DC Court Navigator Program Helps Enhance Access to Justice

            To those without an attorney, navigating the court system can be challenging. Thankfully, the Court Navigator Program (CNP) can help. CNP staffmembers offer assistance to court visitors to help them effectively navigate both the Judiciary Square campus as well as court processes.  They offer help with understanding court processes - explaining what forms need to be filled out or offices visited in order to complete court business most efficiently -  and provide information to visitors on the various court services that are available and how to best access them. “Ten thousand people are in and out of DC Courts buildings every day and a significant number of them are self represented," says CNP Attorney Advisor Ron Scott.           

            With its current office adjacent to the lobby of Court Building B, the CNP window is the one of the first offices visitors to Small Claims and Landlord Tenant Branches (the two highest volume branches of DC Superior Court) encounter.  No matter what questions they may have about being at court, the CNP staff can help.

            The CNP helps navigate in three separate ways: physical navigation, service navigation, and process navigation. Physical navigation includes escorting individuals around Court Building B and providing directions around the court campus. Process navigation involves explaining how the case the individual is at the court for will flow through the system. The final form of navigation, service Navigation, involves providing information about court services and third party services that are intended to help court visitors, such as the Office of the Tenant Advocate .

           CNP staffmembers Chuck Burke and Ron Scott have both worked at DC Courts for years and are able to assist visitors who may need help to understand court forms, documents and orders.  Chuck Burke, CNP manager, has an extensive experience in the Family Court Social Services Division, so is familiar with providing assistance. Chuck played a key role in the Juvenile Drug Court Program, serving as the community liaison. Before starting at CNP, Chuck helped youth in the Juvenile Drug Court Program earn their high school general equivalency degrees (GEDs) to get themselves back on track. Chuck also worked in the Superior Court's Veterans Navigator Program, assisting veterans with court matters and helping them identify community resources.  Clearly, Chuck is familiar with serving the public and knows court programs well.

            Ron Scott helped develop the Fathering Court program, which helps fathers newly released from prison become meaningful parts of their children's lives, despite their previous absence. Ron used his background knowledge of court procedure as an attorney as well as his passion for launching new programs to help launch CNP.

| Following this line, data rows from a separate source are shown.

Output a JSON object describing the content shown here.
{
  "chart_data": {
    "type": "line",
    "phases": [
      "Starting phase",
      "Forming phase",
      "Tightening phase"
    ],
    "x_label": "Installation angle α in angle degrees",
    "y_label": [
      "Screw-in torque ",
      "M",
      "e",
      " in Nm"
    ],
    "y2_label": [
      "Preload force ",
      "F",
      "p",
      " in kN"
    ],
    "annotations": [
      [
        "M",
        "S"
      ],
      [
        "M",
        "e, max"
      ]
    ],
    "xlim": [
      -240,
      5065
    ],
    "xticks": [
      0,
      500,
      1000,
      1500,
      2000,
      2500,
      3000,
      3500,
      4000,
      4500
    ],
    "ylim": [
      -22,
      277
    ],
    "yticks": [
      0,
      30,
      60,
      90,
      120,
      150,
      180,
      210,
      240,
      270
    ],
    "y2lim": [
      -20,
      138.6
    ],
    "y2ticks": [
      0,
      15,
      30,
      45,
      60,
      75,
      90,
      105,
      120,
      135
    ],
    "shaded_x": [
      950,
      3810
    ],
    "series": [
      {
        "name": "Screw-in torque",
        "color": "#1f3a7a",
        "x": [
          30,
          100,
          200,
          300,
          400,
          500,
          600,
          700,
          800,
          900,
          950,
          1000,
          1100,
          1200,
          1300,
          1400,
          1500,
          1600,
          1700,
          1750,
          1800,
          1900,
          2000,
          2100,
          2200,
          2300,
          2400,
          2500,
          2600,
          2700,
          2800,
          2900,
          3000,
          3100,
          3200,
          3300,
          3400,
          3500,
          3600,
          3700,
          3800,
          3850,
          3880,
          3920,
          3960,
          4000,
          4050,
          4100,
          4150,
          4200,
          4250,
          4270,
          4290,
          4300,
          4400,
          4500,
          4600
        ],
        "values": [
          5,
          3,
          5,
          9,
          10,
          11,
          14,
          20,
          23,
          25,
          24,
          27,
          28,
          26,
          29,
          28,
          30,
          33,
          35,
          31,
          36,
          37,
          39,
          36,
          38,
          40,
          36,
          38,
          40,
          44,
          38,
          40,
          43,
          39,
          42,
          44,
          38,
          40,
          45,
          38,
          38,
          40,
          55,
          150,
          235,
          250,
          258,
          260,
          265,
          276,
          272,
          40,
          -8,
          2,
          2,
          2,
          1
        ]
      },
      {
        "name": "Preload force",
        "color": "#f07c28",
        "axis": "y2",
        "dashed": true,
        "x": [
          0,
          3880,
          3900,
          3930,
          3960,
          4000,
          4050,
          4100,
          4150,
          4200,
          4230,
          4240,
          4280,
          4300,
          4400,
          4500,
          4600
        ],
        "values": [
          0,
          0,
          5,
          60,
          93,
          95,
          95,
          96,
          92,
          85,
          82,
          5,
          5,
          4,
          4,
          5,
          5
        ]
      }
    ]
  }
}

            Though Chuck and Ron had different career paths, they share a common desire – to help people successfully navigate the DC courts, access justice and take advantage of available services. They both share a passion for helping people who may not feel empowered, may not have an attorney, or just may not be familiar with the court system.  Thus the CNP was a perfect fit for both of them. With different backgrounds, they can serve different niches that the CNP requires as well - Ron is able to answer questions with a more legal slant to them, and Chuck is able to de-escalate situations if those at the window are frustrated and having trouble maintaining their composure.

            CNP hosts regular “pop-ups,” special events where a guest speaker from another agency is brought in to provide more detailed information on a specific topic.  There have been several “pop-ups” with a representative from the Office of Tenant Advocate, who was able to answer specific and detailed questions about the rights of tenants.  There has also been a pop-up with a representative from the Department of Behavioral Health, who was able to provide those who stopped by with information on where to seek help for mental health concerns for themselves or their family members, and how to handle a situation that might be getting out of control.

          In tandem with the Department of Behavioral Health Pop Up, CNP also hosted a Mental Health Fair on October 25, in honor of Mental Health Awareness Month, for both employees and the public. The fair was designed to promote awareness to resources available to improve mental health, and included roughly 20 local organizations, ranging from nonprofits to gyms, all with the intention of raising awareness of mental health issues and available resources.

            Since its creation in October of 2018, the CNP office has steadily grown in popularity. In the past year, the CNP has assissted people with 4,115 different cases, on average they help approximately 89 people per day!  Of those people, 92% have said that if they need to return to the court for whatever reason, they would utilize CNP again.  Even with this tremendous success rate, Ron and Chuck are committed to improving the program every chance they get. In the past year the CNP Office has added a computer center and a resource kiosk to help litigants.